Fim Social Dilemma bercerita bahwa perusahaan-perusahaan sosial media sukses dengan cara mengikat sebanyak mungkin ketergantungan para penggunanya. Mereka mengumpulkan data dalam jumlah besar (big data). Di mana kemudian dengan itu semua (big data dan kemampuan mengendalikan pengguna), perusahaan sosmed itu menjualnya pada penawar tertinggi. Pernyataan yang sangat tepat untuk melukiskan situasi ini adalah,
“If you are not paying for the product, you are the product.” – Jika anda tidak perlu membayar untuk memakai suatu produk, maka jangan-jangan, andalah produknya.

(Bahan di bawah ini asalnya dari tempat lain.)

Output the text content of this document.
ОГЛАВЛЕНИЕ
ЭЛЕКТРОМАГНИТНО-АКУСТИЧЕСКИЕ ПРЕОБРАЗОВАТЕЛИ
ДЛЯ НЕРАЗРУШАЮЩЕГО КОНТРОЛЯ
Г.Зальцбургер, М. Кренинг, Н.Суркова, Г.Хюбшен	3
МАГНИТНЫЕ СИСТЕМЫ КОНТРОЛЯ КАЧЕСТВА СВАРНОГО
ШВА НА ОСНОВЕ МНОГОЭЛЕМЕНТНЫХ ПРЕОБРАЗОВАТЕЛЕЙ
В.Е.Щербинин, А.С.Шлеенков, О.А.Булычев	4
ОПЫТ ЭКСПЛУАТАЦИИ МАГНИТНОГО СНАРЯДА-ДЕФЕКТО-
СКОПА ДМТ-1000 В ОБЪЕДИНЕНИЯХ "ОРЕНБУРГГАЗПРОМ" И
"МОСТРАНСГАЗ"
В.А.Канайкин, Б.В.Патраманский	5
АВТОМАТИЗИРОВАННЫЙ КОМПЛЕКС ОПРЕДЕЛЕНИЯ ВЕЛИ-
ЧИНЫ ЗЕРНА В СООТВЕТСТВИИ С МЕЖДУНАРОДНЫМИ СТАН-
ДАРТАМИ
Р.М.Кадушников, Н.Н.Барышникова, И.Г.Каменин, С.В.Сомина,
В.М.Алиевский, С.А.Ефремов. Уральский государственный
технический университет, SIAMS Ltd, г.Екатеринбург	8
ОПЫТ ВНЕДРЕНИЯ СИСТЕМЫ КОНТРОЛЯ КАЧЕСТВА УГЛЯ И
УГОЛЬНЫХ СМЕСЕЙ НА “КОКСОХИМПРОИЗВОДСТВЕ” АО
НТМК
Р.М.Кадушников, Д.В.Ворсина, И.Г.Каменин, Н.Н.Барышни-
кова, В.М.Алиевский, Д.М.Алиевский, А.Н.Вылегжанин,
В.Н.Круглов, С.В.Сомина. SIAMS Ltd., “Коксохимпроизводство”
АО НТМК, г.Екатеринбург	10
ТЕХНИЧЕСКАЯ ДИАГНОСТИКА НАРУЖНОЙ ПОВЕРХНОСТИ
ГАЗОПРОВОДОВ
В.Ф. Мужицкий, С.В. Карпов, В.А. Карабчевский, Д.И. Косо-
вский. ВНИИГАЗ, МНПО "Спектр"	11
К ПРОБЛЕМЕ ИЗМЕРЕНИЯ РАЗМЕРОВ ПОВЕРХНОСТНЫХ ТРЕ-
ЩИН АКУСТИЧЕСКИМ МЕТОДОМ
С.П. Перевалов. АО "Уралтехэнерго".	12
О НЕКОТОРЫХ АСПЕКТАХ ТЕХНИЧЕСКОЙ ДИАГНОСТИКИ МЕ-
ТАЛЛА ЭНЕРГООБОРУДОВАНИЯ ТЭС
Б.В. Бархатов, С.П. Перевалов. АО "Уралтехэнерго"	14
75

Judul ‘Social Dilemma’ menggambarkan perasaan para mantan eksekutif perusahaan-perusahaan sosial media besar itu, ketika mereka harus memilih apakah mereka akan terus bekerjasama dengan perusahaan-perusahaan yang mempekerjakan mereka demi bayaran yang telah mereka terima, walau sebagai akibatnya, perusahaan-perusahaan mereka itu telah banyak merugikan masyarakat, atau memilih untuk membuka apa yang dilakukan perusahaan-perusahaan tempat mereka bekerja tersebut.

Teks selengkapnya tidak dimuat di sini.